At Raytheon, Daly has had to expand the skill sets throughout the information security organization around network security, in firewalls and access control and identity management, and lately data analytics and understanding global security threats. The growing awareness of damaging insider threats has also changed the way organizations are handling managing their information security, as headlines about Edward Snowden and Chelsea Manning have dominated the news this past year. “We're not there yet with tools,” Daly admits. “But we are developing in cyberanalytics and making good progress on our side. We just don't see the products capable of dealing with broad sets of data and making sense of it all.”
Tenable's Gula says he is worried about what it even mean to be secure in this current environment. “Security doesn't come from buying a product, like a firewall or anti-virus,” he says. “Tons of people with these products get compromised all the time.” He believes this rapidly changing market will give rise to “threat data sharing services” which would allow organizations to share indicators of vulnerability or a potential breach, rather than for companies to keep utilizing the anti-virus model.
“The entire system still relies on waiting for and finding patient zero,” Gula says.
A look ahead
While changes are afoot, Gula believes that the “long tail of the traditional network will go on for the foreseeable future.” And with it, arguably, many of the traditional approaches to information security management. “This is not going to all change overnight at banks or other large institutions,” Gula says, although he adds that we will start to see the emergence of more companies that are virtualized with their information assets scattered across mobile platforms and cloud servers at Amazon. “These new models are growing, and they are entirely transparent to the user,” he says.
In an arena like higher education, which Henry says has traditionally been open and transparent in reporting incidents, “the philosophy is if we share the information we can get other smart people thinking about solutions that are for all of our benefit.” However, he believe that going forward it will be more difficult in corporate environments to share information because there are intellectual property and regulatory issues involved.
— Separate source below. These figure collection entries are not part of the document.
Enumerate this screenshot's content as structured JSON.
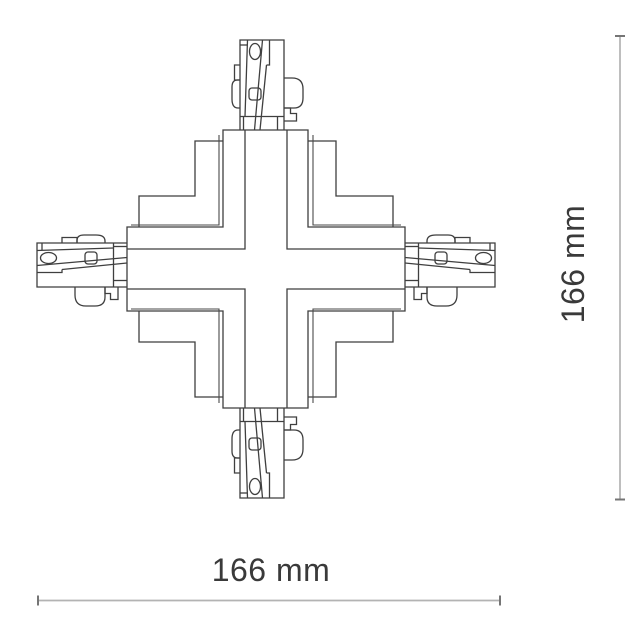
{
  "drawing": {
    "kind": "technical-line-drawing",
    "subject": "x-cross-track-connector-top-view"
  },
  "dimensions": {
    "width": {
      "label": "166 mm"
    },
    "height": {
      "label": "166 mm"
    }
  },
  "colors": {
    "background": "#ffffff",
    "drawing_line": "#3f3f3f",
    "dimension_line": "#b3b3b3",
    "dimension_tick": "#757575",
    "dimension_text": "#3a3a3a"
  }
}
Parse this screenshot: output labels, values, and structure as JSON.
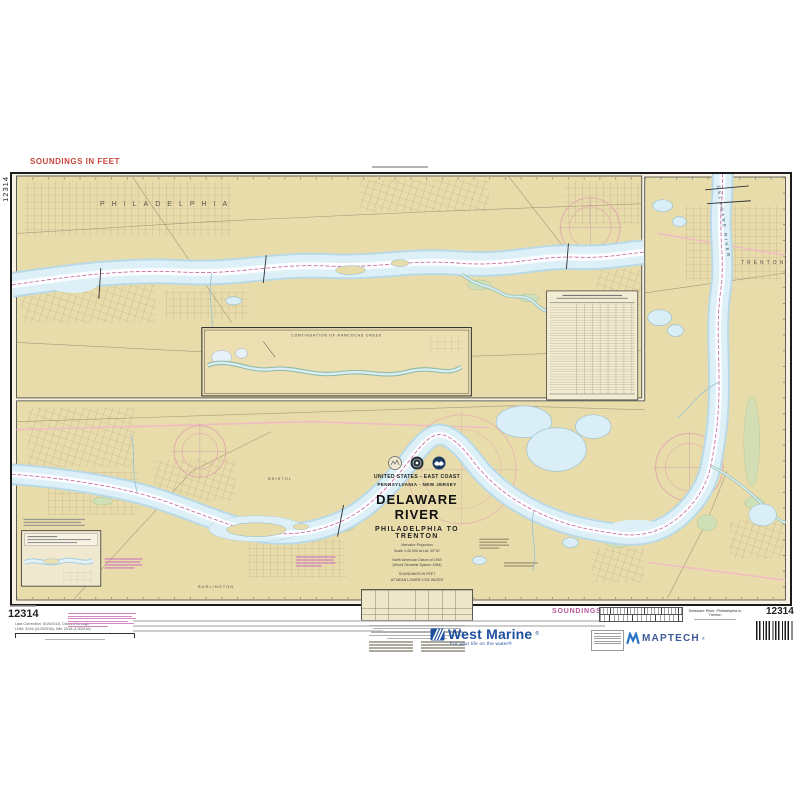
{
  "colors": {
    "accent_red": "#c8473d",
    "magenta": "#b5569b",
    "west_marine_blue": "#1d4f9e",
    "maptech_blue": "#2a72c4",
    "land_tan": "#e9dcab",
    "water_blue": "#d9eef6"
  },
  "margins": {
    "soundings_top": "SOUNDINGS IN FEET",
    "soundings_bottom": "SOUNDINGS IN FEET",
    "chart_no_left": "12314",
    "chart_no_bottom_left": "12314",
    "chart_no_bottom_right": "12314",
    "correction_line1": "Last Correction: 5/19/2018, Cleared through",
    "correction_line2": "LNM: 2016 (11/3/2016); NM: 2016 (1/3/2016)",
    "bottom_right_title": "Delaware River, Philadelphia to Trenton"
  },
  "chart": {
    "labels": {
      "philadelphia": "PHILADELPHIA",
      "trenton": "TRENTON",
      "bristol": "BRISTOL",
      "burlington": "BURLINGTON",
      "delaware_river": "DELAWARE RIVER"
    },
    "inset_title": "CONTINUATION OF RANCOCAS CREEK",
    "title_block": {
      "region_line1": "UNITED STATES - EAST COAST",
      "region_line2": "PENNSYLVANIA - NEW JERSEY",
      "title": "DELAWARE RIVER",
      "subtitle": "PHILADELPHIA TO TRENTON",
      "note1": "Mercator Projection",
      "note2": "Scale 1:40,000 at Lat. 40°10'",
      "note3": "North American Datum of 1983",
      "note4": "(World Geodetic System 1984)",
      "note5": "SOUNDINGS IN FEET",
      "note6": "AT MEAN LOWER LOW WATER"
    }
  },
  "branding": {
    "westmarine_name": "West Marine",
    "westmarine_reg": "®",
    "westmarine_tagline": "For your life on the water®",
    "maptech_name": "MAPTECH",
    "maptech_reg": "®"
  }
}
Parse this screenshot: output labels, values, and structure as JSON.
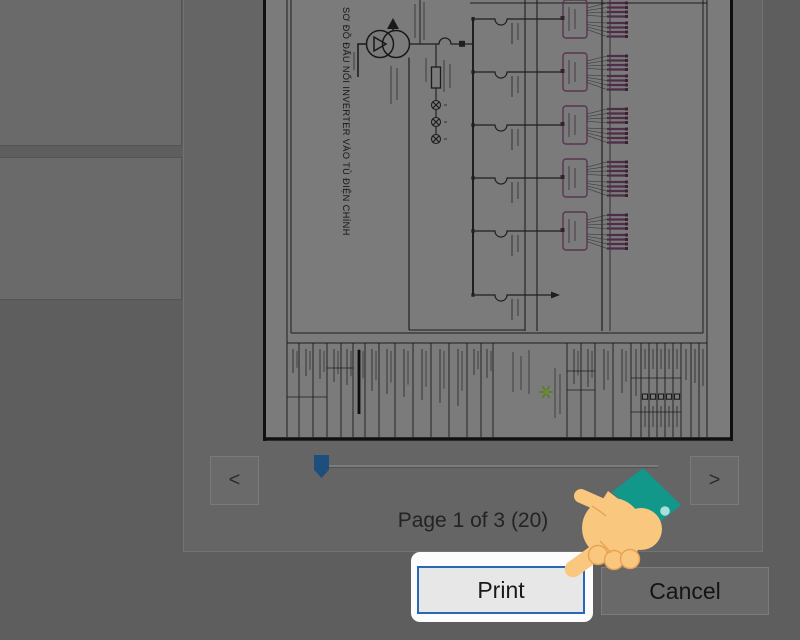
{
  "dialog": {
    "page_status": "Page 1 of 3 (20)",
    "prev_label": "<",
    "next_label": ">",
    "print_label": "Print",
    "cancel_label": "Cancel"
  },
  "preview": {
    "drawing_title_vertical": "SƠ ĐỒ ĐẤU NỐI INVERTER VÀO TỦ ĐIỆN CHÍNH"
  },
  "colors": {
    "focus_border_blue": "#2769b2",
    "slider_thumb_blue": "#1e4f7c",
    "hand_skin": "#f9c77d",
    "hand_cuff_teal": "#12978b",
    "schematic_purple": "#4e2d48",
    "logo_green": "#5c7c20",
    "dim_background": "#5e5e5e"
  }
}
He points out that at the Silicon Valley 2014 Cyber Security Summit last summer, it was encouraging to hear representatives from government, industry and higher education collaborating on making information-sharing less risky for all.
Meanwhile, Sheth believes there will definitely be a “significant shift in the way people think about implementing security.” To improve their track record, he believes more organizations will dedicate resources to more quickly detect and analyze breaches when they happen, as opposed to simply trying to prevent breaches all together. He says this will create an opportunity to get ahead of the problem, using data science from reactive and predictive modeling. In the next 24 months, he believes there will be significant traction in this area of information security as the technology improves and more organizations come to grips with the idea that “they don't have the dollars to throw at all the human capital they would otherwise need.”